This year, the UK and other governments embarked upon an unprecedented campaign to house and shelter rough sleepers in response to the coronavirus pandemic. From London to San Francisco, what had seemed impossible – mass housing of people formerly living on the streets – was evident around the world.
But as winter continues and a new year approaches in which Covid-19 vaccines will be available, there are lessons for governments to learn on how to address homelessness beyond the end of the pandemic.
From March to June, around 15,000 people were helped in England through the Everyone In programme to house rough sleepers in hotels. An article in The Lancet estimated that some 21,000 cases of Covid-19 were prevented specifically as a result of these measures. While such schemes have come to an end on a national level, others are still running in London, Scotland and Wales. Compared with Paris, where 40 per cent of homeless people are believed to have Covid-19 and some hostels are reporting infection rates of up to 94 per cent, the UK is heading into 2021 having avoided a disaster among people who are homeless.
However, between those who have since left those hotels and the new groups of people who lost their homes during the pandemic, the overall number appears to be around the same as it was before Covid-19, according to Matt Downie of Crisis, a homelessness charity. He adds that people who were given emergency hotel assistance received much better treatment and help than ever before. But for those who were left out, it was worse than it would normally be on the streets.
In London, there are still people bedding down along the Strand, Covent Garden and the Embankment. Some are in sleeping bags; others have amassed cardboard for extra warmth and shelter.

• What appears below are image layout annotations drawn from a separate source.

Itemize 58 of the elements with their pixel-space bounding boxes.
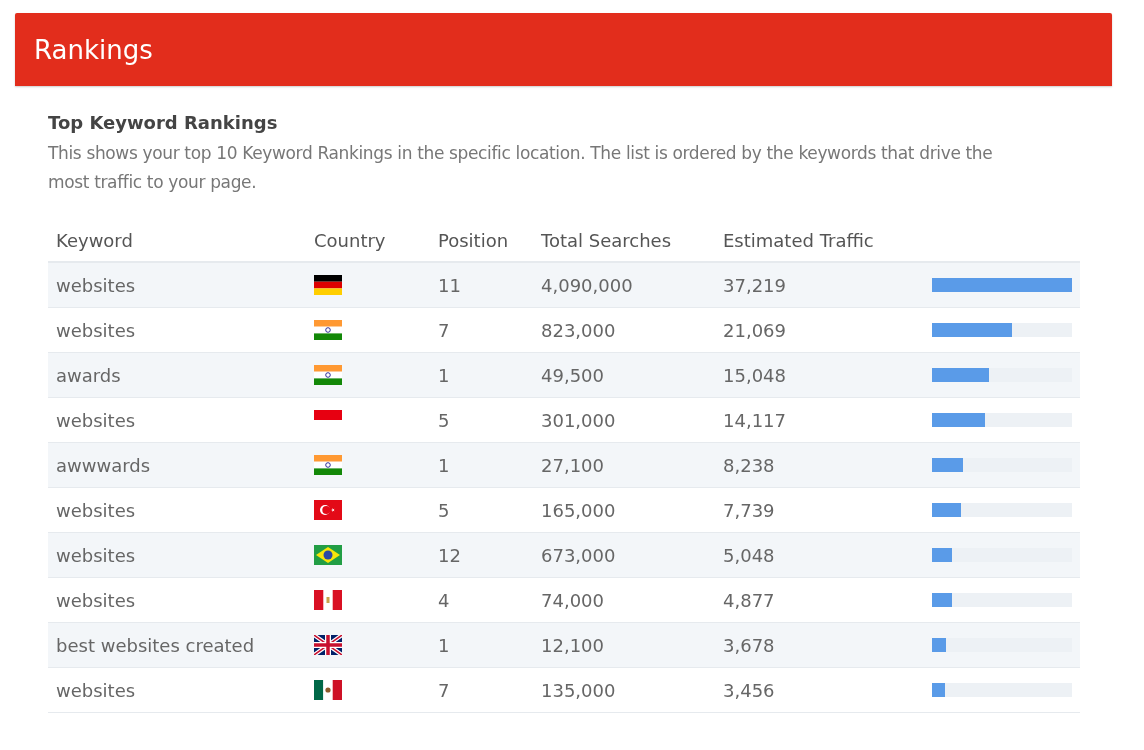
position-cell: 12	[438, 544, 461, 566]
column-header: Total Searches	[541, 229, 672, 251]
searches-cell: 301,000	[541, 409, 616, 431]
traffic-cell: 7,739	[723, 499, 775, 521]
position-cell: 7	[438, 679, 450, 701]
traffic-cell: 14,117	[723, 409, 786, 431]
flag-icon	[314, 275, 342, 295]
traffic-cell: 21,069	[723, 319, 786, 341]
traffic-cell: 15,048	[723, 364, 786, 386]
position-cell: 11	[438, 274, 461, 296]
flag-icon	[314, 500, 342, 520]
searches-cell: 74,000	[541, 589, 604, 611]
searches-cell: 4,090,000	[541, 274, 633, 296]
traffic-cell: 4,877	[723, 589, 775, 611]
position-cell: 4	[438, 589, 450, 611]
keyword-cell: websites	[56, 319, 136, 341]
traffic-cell: 3,456	[723, 679, 775, 701]
traffic-cell: 37,219	[723, 274, 786, 296]
flag-icon	[314, 320, 342, 340]
searches-cell: 823,000	[541, 319, 616, 341]
traffic-cell: 5,048	[723, 544, 775, 566]
flag-icon	[314, 365, 342, 385]
flag-icon	[314, 410, 342, 420]
flag-icon	[314, 680, 342, 700]
position-cell: 1	[438, 364, 450, 386]
searches-cell: 27,100	[541, 454, 604, 476]
keyword-cell: websites	[56, 589, 136, 611]
position-cell: 1	[438, 634, 450, 656]
keyword-cell: awwwards	[56, 454, 151, 476]
searches-cell: 49,500	[541, 364, 604, 386]
position-cell: 1	[438, 454, 450, 476]
column-header: Estimated Traffic	[723, 229, 874, 251]
column-header: Position	[438, 229, 509, 251]
flag-icon	[314, 635, 342, 655]
traffic-cell: 8,238	[723, 454, 775, 476]
searches-cell: 673,000	[541, 544, 616, 566]
searches-cell: 165,000	[541, 499, 616, 521]
section-description: This shows your top 10 Keyword Rankings in the specific location. The list is ordered by the keywords that drive the most traffic to your page.	[48, 142, 993, 194]
keyword-cell: websites	[56, 274, 136, 296]
keyword-cell: best websites created	[56, 634, 255, 656]
keyword-cell: websites	[56, 544, 136, 566]
traffic-cell: 3,678	[723, 634, 775, 656]
flag-icon	[314, 545, 342, 565]
header-title: Rankings	[34, 34, 153, 65]
flag-icon	[314, 455, 342, 475]
position-cell: 5	[438, 499, 450, 521]
keyword-cell: websites	[56, 409, 136, 431]
position-cell: 5	[438, 409, 450, 431]
keyword-cell: awards	[56, 364, 121, 386]
column-header: Keyword	[56, 229, 133, 251]
keyword-cell: websites	[56, 499, 136, 521]
flag-icon	[314, 590, 342, 610]
position-cell: 7	[438, 319, 450, 341]
column-header: Country	[314, 229, 386, 251]
keyword-cell: websites	[56, 679, 136, 701]
searches-cell: 135,000	[541, 679, 616, 701]
searches-cell: 12,100	[541, 634, 604, 656]
section-title: Top Keyword Rankings	[48, 112, 279, 133]
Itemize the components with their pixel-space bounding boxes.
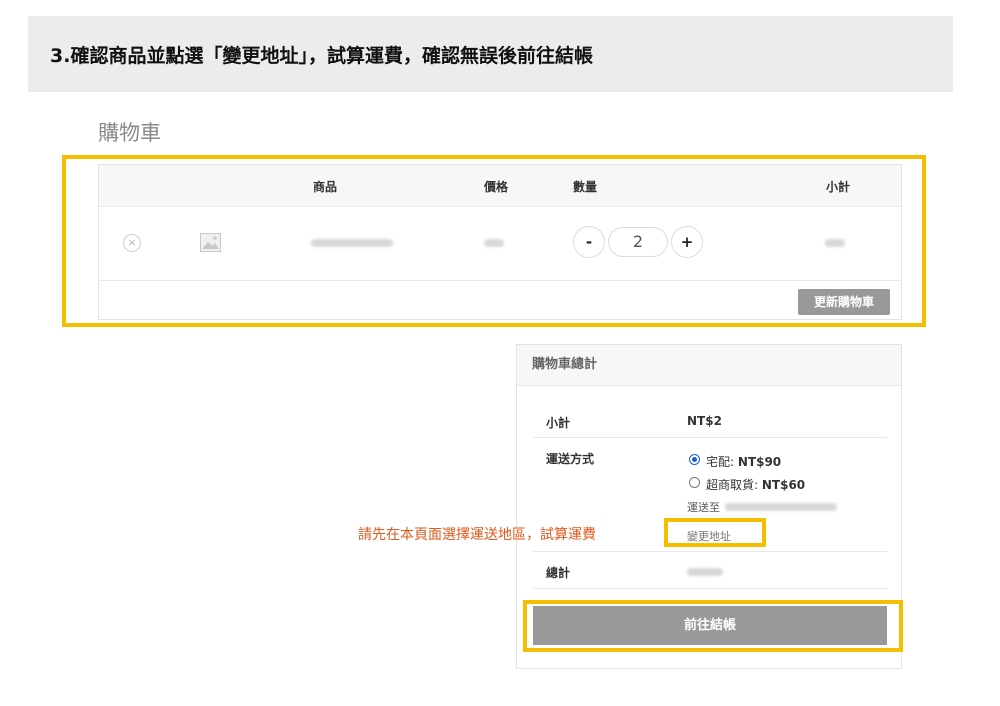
subtotal-value: NT$2 xyxy=(687,414,722,428)
shipping-note: 請先在本頁面選擇運送地區，試算運費 xyxy=(358,527,596,543)
step-title: 3.確認商品並點選「變更地址」，試算運費，確認無誤後前往結帳 xyxy=(50,44,593,67)
checkout-highlight-frame xyxy=(523,600,903,652)
radio-home-delivery[interactable] xyxy=(689,454,700,465)
divider xyxy=(533,551,887,552)
home-delivery-label: 宅配: xyxy=(706,455,735,469)
home-delivery-price: NT$90 xyxy=(737,455,782,469)
ship-to-label: 運送至 xyxy=(687,501,720,514)
instruction-banner: 3.確認商品並點選「變更地址」，試算運費，確認無誤後前往結帳 xyxy=(28,16,953,92)
divider xyxy=(533,588,887,589)
total-label: 總計 xyxy=(546,566,571,580)
cart-totals-title: 購物車總計 xyxy=(517,345,901,386)
cart-highlight-frame xyxy=(62,155,926,327)
total-value-redacted xyxy=(687,568,723,576)
change-address-highlight-frame xyxy=(664,518,766,547)
shipping-label: 運送方式 xyxy=(546,452,595,466)
divider xyxy=(533,437,887,438)
store-pickup-price: NT$60 xyxy=(761,478,806,492)
cart-title: 購物車 xyxy=(98,121,161,145)
store-pickup-label: 超商取貨: xyxy=(706,478,759,492)
radio-store-pickup[interactable] xyxy=(689,477,700,488)
address-redacted xyxy=(725,503,837,511)
subtotal-label: 小計 xyxy=(546,416,571,430)
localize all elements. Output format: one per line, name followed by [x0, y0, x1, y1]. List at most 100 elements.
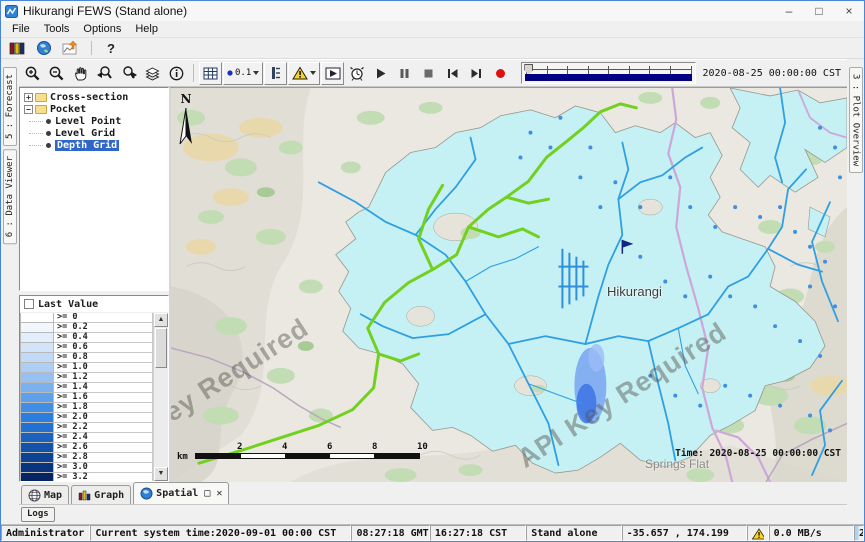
tab-forecast[interactable]: 5 : Forecast [3, 67, 17, 146]
application-window: Hikurangi FEWS (Stand alone) – □ × FileT… [0, 0, 865, 542]
help-icon[interactable]: ? [101, 41, 121, 56]
tree-item-level-grid[interactable]: Level Grid [24, 127, 168, 139]
last-value-checkbox[interactable] [24, 299, 34, 309]
status-cell-4: Stand alone [526, 525, 621, 541]
tab-plot-overview[interactable]: 3 : Plot Overview [849, 67, 863, 173]
tree-item-label: Level Point [55, 116, 121, 127]
north-arrow: N [177, 92, 195, 155]
legend-row-label: >= 3.2 [54, 473, 153, 481]
status-warning-icon[interactable] [747, 525, 769, 541]
close-icon[interactable]: × [834, 1, 864, 21]
legend-title: Last Value [38, 299, 98, 310]
legend-color-swatch [20, 373, 54, 383]
movie-player-icon[interactable] [321, 62, 344, 85]
zoom-next-icon[interactable] [117, 62, 140, 85]
legend-color-swatch [20, 413, 54, 423]
warning-dropdown[interactable] [288, 62, 320, 85]
scroll-up-icon[interactable]: ▲ [154, 313, 168, 327]
layers-tree: + Cross-section − PocketLevel PointLevel Gr… [19, 87, 169, 291]
legend-color-swatch [20, 463, 54, 473]
legend-color-swatch [20, 433, 54, 443]
tree-item-label: Pocket [50, 104, 86, 115]
tab-spatial[interactable]: Spatial □ ✕ [133, 482, 229, 504]
skip-to-start-icon[interactable] [441, 62, 464, 85]
bar-chart-icon [78, 489, 91, 501]
menu-item-file[interactable]: File [5, 23, 37, 35]
collapse-icon[interactable]: − [24, 105, 33, 114]
status-cell-7: 0.0 MB/s [769, 525, 854, 541]
node-bullet-icon [46, 119, 51, 124]
scale-number: 10 [417, 442, 428, 452]
scale-numbers: 2 4 6 8 10 [177, 442, 427, 453]
map-view[interactable]: N API Key Required API Key Required Hiku… [169, 87, 847, 482]
menu-item-options[interactable]: Options [76, 23, 128, 35]
legend-color-swatch [20, 353, 54, 363]
scale-number: 6 [327, 442, 332, 452]
animation-settings-icon[interactable] [345, 62, 368, 85]
menu-bar: FileToolsOptionsHelp [1, 21, 864, 38]
folder-icon [35, 105, 47, 114]
legend-row[interactable]: >= 3.2 [20, 473, 153, 481]
window-title: Hikurangi FEWS (Stand alone) [23, 4, 187, 18]
legend-color-swatch [20, 323, 54, 333]
pause-icon[interactable] [393, 62, 416, 85]
left-tab-strip: 5 : Forecast 6 : Data Viewer [1, 59, 19, 524]
right-tab-strip: 3 : Plot Overview [847, 59, 864, 524]
play-icon[interactable] [369, 62, 392, 85]
scale-segments [195, 453, 420, 459]
node-bullet-icon [46, 131, 51, 136]
layers-icon[interactable] [141, 62, 164, 85]
grid-icon[interactable] [199, 62, 222, 85]
legend-icon[interactable] [264, 62, 287, 85]
zoom-out-icon[interactable] [45, 62, 68, 85]
record-icon[interactable] [489, 62, 512, 85]
tab-map[interactable]: Map [21, 485, 69, 504]
legend-color-swatch [20, 313, 54, 323]
zoom-in-icon[interactable] [21, 62, 44, 85]
threshold-dropdown[interactable]: 0.1 [223, 62, 263, 85]
close-panel-icon[interactable]: ✕ [216, 488, 222, 499]
scale-number: 2 [237, 442, 242, 452]
legend-color-swatch [20, 473, 54, 481]
tree-item-depth-grid[interactable]: Depth Grid [24, 139, 168, 151]
globe-icon [140, 487, 153, 500]
scale-bar: 246810 km [177, 442, 427, 459]
tree-item-label: Cross-section [50, 92, 128, 103]
zoom-previous-icon[interactable] [93, 62, 116, 85]
chevron-down-icon [310, 71, 316, 75]
tree-item-cross-section[interactable]: + Cross-section [24, 91, 168, 103]
tab-data-viewer[interactable]: 6 : Data Viewer [3, 149, 17, 244]
info-icon[interactable] [165, 62, 188, 85]
status-bar: AdministratorCurrent system time:2020-09… [1, 524, 864, 541]
scroll-thumb[interactable] [155, 328, 167, 368]
timeseries-dialog-icon[interactable] [59, 37, 82, 60]
legend-scrollbar[interactable]: ▲ ▼ [153, 313, 168, 481]
time-slider-range-bar [525, 74, 691, 81]
tree-item-pocket[interactable]: − Pocket [24, 103, 168, 115]
tab-graph[interactable]: Graph [71, 485, 131, 504]
stop-icon[interactable] [417, 62, 440, 85]
left-panel: + Cross-section − PocketLevel PointLevel Gr… [19, 87, 169, 482]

Crisis has written to the minister for Covid vaccine development, Nadhim Zawahi, to ask urgently for homeless people to be a priority and is working with the Joint Committee on Vaccination and Immunisation to further this case.
“People who are homeless suffer from terrible health inequalities,” explains Downie. Early access to the vaccine would also allow some of the night shelter and Severe Weather Emergency Protocol (SWEP) services to reopen. Downie estimates there are 6,000 fewer night shelter beds across England because such shelters have either closed or reduced the number of beds due to the pandemic. If these opened, they would address “immediate risk to life”, he says.
The government has provided lots of small pots of money to help address the problems, “but it doesn’t add up to a strategy”, says Downie, neither for keeping people safe from the virus nor as a stepping stone to ending rough sleeping. By contrast, Scotland has decided to “turbocharge” its existing strategy for ending homelessness, closing night shelters and getting people into housing.
In England, the government has a target to end homelessness by the end of this parliament. However, it has neither a prevention strategy nor the serious ambition to build social housing at the scale needed. Added to this are the 98,000 households in temporary accommodation, including 127,240 children. Traumatic childhood experiences such as homelessness raise the risk of problems later in life, from poor educational attainment to becoming homeless as an adult. Without a longer-term strategy, there is a very real risk that the people in temporary housing today will be sleeping rough in the years to come.
This year showed what the government can achieve in keeping people without a home relatively safe from the virus. In 2021, it needs to demonstrate at least that level of effort, planning and coordination in vaccinating those same people and in moving to put an end to homelessness.